The aim of this is also to reduce the undue advantage that a candidate would have from the “highly scoring” subjects taken as optional papers. Scoring well in the general studies papers is now imperative to qualify finally and get a high rank in the civil services examination. The syllabus of the four general studies papers indicates that the commission expects a civil services aspirant to be widely read. In short, learning by rote, as was the case earlier with optional subjects, will just not be sufficient.

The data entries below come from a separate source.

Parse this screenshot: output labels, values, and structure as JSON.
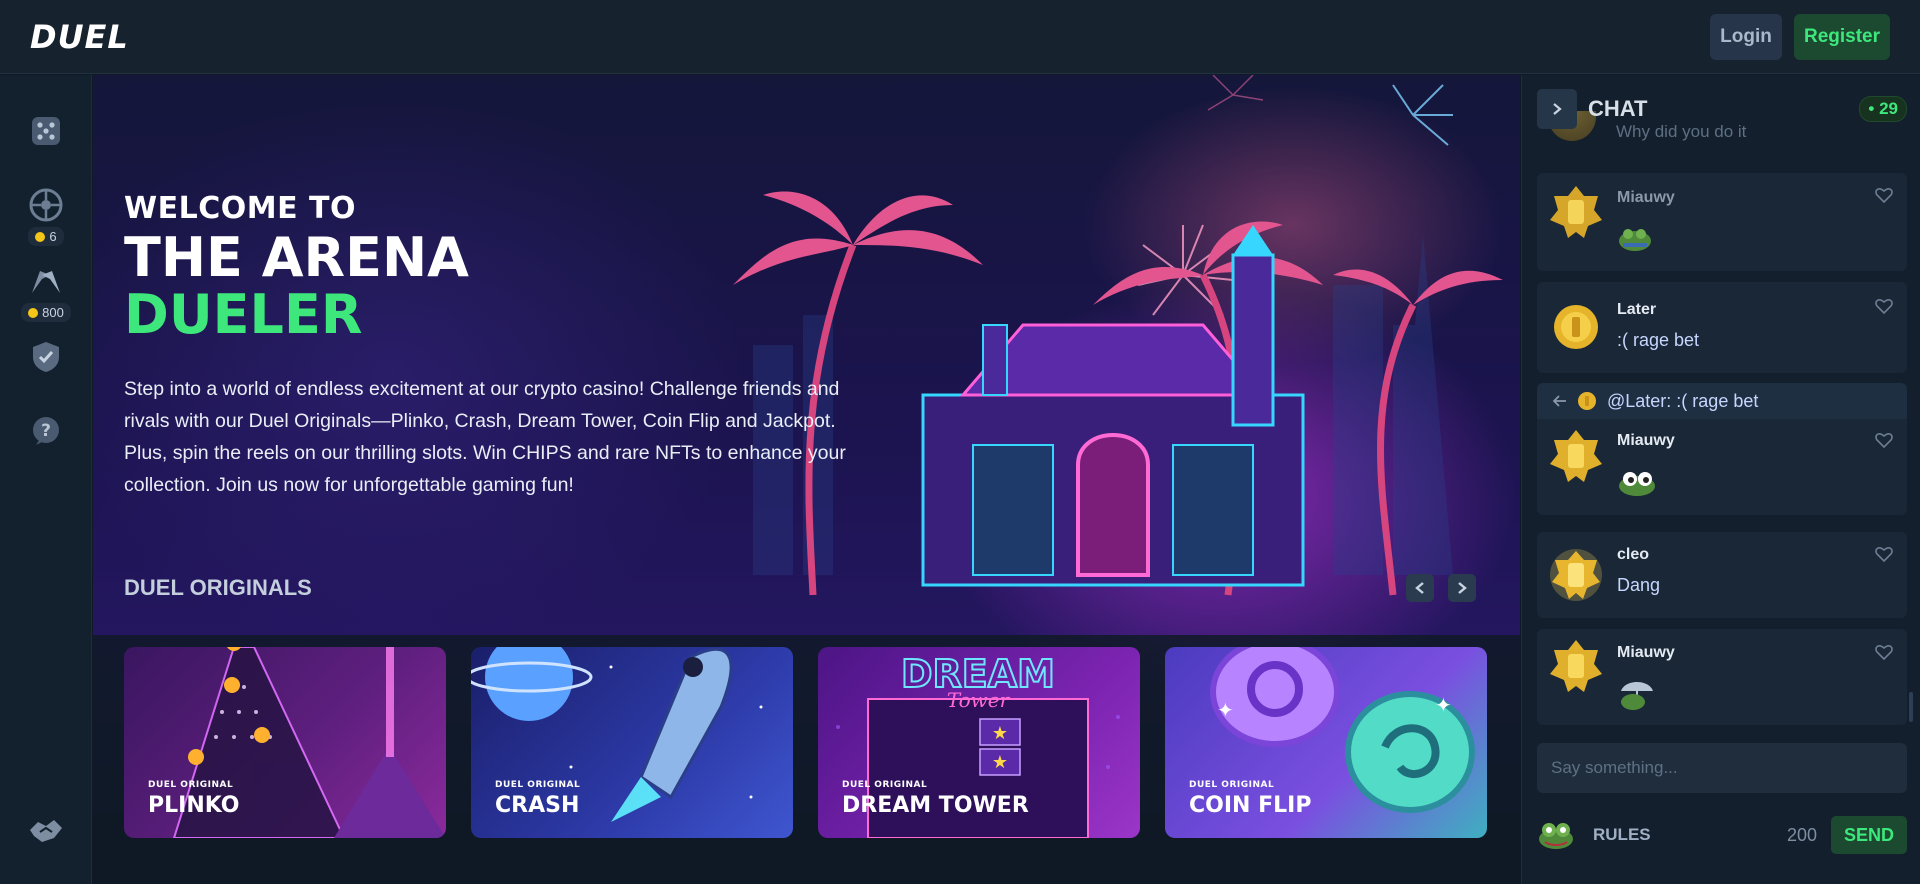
{
  "app": {
    "logo": "DUEL"
  },
  "header": {
    "login_label": "Login",
    "register_label": "Register"
  },
  "leftnav": {
    "items": [
      {
        "name": "dice-icon"
      },
      {
        "name": "wheel-icon",
        "badge": "6"
      },
      {
        "name": "race-flags-icon",
        "badge": "800"
      },
      {
        "name": "shield-icon"
      },
      {
        "name": "help-chat-icon"
      },
      {
        "name": "handshake-icon"
      }
    ]
  },
  "hero": {
    "welcome": "WELCOME TO",
    "arena": "THE ARENA",
    "dueler": "DUELER",
    "description": "Step into a world of endless excitement at our crypto casino! Challenge friends and rivals with our Duel Originals—Plinko, Crash, Dream Tower, Coin Flip and Jackpot. Plus, spin the reels on our thrilling slots. Win CHIPS and rare NFTs to enhance your collection. Join us now for unforgettable gaming fun!"
  },
  "originals": {
    "title": "DUEL ORIGINALS",
    "cards": [
      {
        "sub": "DUEL ORIGINAL",
        "title": "PLINKO"
      },
      {
        "sub": "DUEL ORIGINAL",
        "title": "CRASH"
      },
      {
        "sub": "DUEL ORIGINAL",
        "title": "DREAM TOWER"
      },
      {
        "sub": "DUEL ORIGINAL",
        "title": "COIN FLIP"
      }
    ],
    "dream_tower_art_text": "DREAM",
    "dream_tower_art_sub": "Tower"
  },
  "chat": {
    "title": "CHAT",
    "online": "29",
    "ghost_text": "Why did you do it",
    "messages": [
      {
        "user": "Miauwy",
        "text": ""
      },
      {
        "user": "Later",
        "text": ":( rage bet"
      },
      {
        "reply_to": "@Later: :( rage bet",
        "user": "Miauwy",
        "text": ""
      },
      {
        "user": "cleo",
        "text": "Dang"
      },
      {
        "user": "Miauwy",
        "text": ""
      }
    ],
    "input_placeholder": "Say something...",
    "rules_label": "RULES",
    "char_count": "200",
    "send_label": "SEND"
  },
  "colors": {
    "accent_green": "#3ee77c",
    "bg": "#0f1a26"
  }
}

In order to score well in general studies papers, experts say, one will have to be conversant with the history and culture of the country, geography, international economics and political relations, developments in the field of technology and the implications thereof in diverse fields ranging from agriculture and animal husbandry to industry. Environmental issues, environmental impact assessment, concepts and means of attaining sustainable development, and natural hazards also figure prominently in the syllabus. The candidate is also expected to have an understanding of ethics, which implicitly requires one to keep abreast of contemporary social and legal issues. The new system gives importance to analytical skills and the ability to take a position on controversial issues rather than to mere information possessed by an individual.

Communication ability

Interestingly, Arun S. Nigavekar, former Chairman of the University Grants Commission who headed the panel set up to recommend the changes, said it had not emphasised any particular language but only sought to judge a candidate’s ability to communicate. “The committee suggested an examination pattern that shall judge a candidate’s ability to communicate effectively, be it in any language,” he told a news agency, adding that the issue of language was not in the committee’s “terms of reference”.

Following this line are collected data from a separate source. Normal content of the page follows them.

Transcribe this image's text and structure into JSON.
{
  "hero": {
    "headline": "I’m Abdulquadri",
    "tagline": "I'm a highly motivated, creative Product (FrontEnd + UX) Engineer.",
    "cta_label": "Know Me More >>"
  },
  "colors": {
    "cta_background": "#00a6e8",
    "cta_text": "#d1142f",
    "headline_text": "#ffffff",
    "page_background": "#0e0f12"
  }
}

He said the committee underlined the qualities a 21st century civil servant should possess to deal with the multidimensional challenges of the present-day world. “In our recommendations, we gave a broader and generic outline of the same,” he said.

The UPSC civil services examination has been under continuous evaluation since the Kothari Committee recommendations devised a three-stage process—an objective type preliminary examination consisting of an optional subject and a general studies paper, a main examination consisting of a series of written papers, and a personality test. A decade later, in 1989, the Satish Chandra Committee suggested the reintroduction of an essay paper and enhanced marks for the interview. This is the pattern that has continued until now.

The Alagh Committee was set up in 2001 recognising the need for the much-needed changes in the pattern of the examination. One of its recommendations was to reduce the importance of optional subjects. “The present testing of optional subjects is based on college/university curriculum. Re-examining the candidates in their own subjects appears to be of doubtful utility. The universities have already done the work…. What is important is the relevance of a subject to the job requirements of a civil servant, especially in the changing scenario,” it said.

Subsequently, the first stage of changes in the preliminary examinations was introduced in 2011, which brought in tests of aptitude, reasoning and comprehension skills in lieu of the optional paper. The second Administrative Reforms Commission, which also examined the issue, recommended that the aspirants should have an attitude to serve the vast multitudes of the poor and the needy with great empathy. More so, they should consider discharging their functions as a service rather than as a favour, it said. In order to have a level playing field, the Alagh Committee, therefore, recommended that the optional subjects be removed as they had no correlation with the present changes in the social, economic and political structures of India.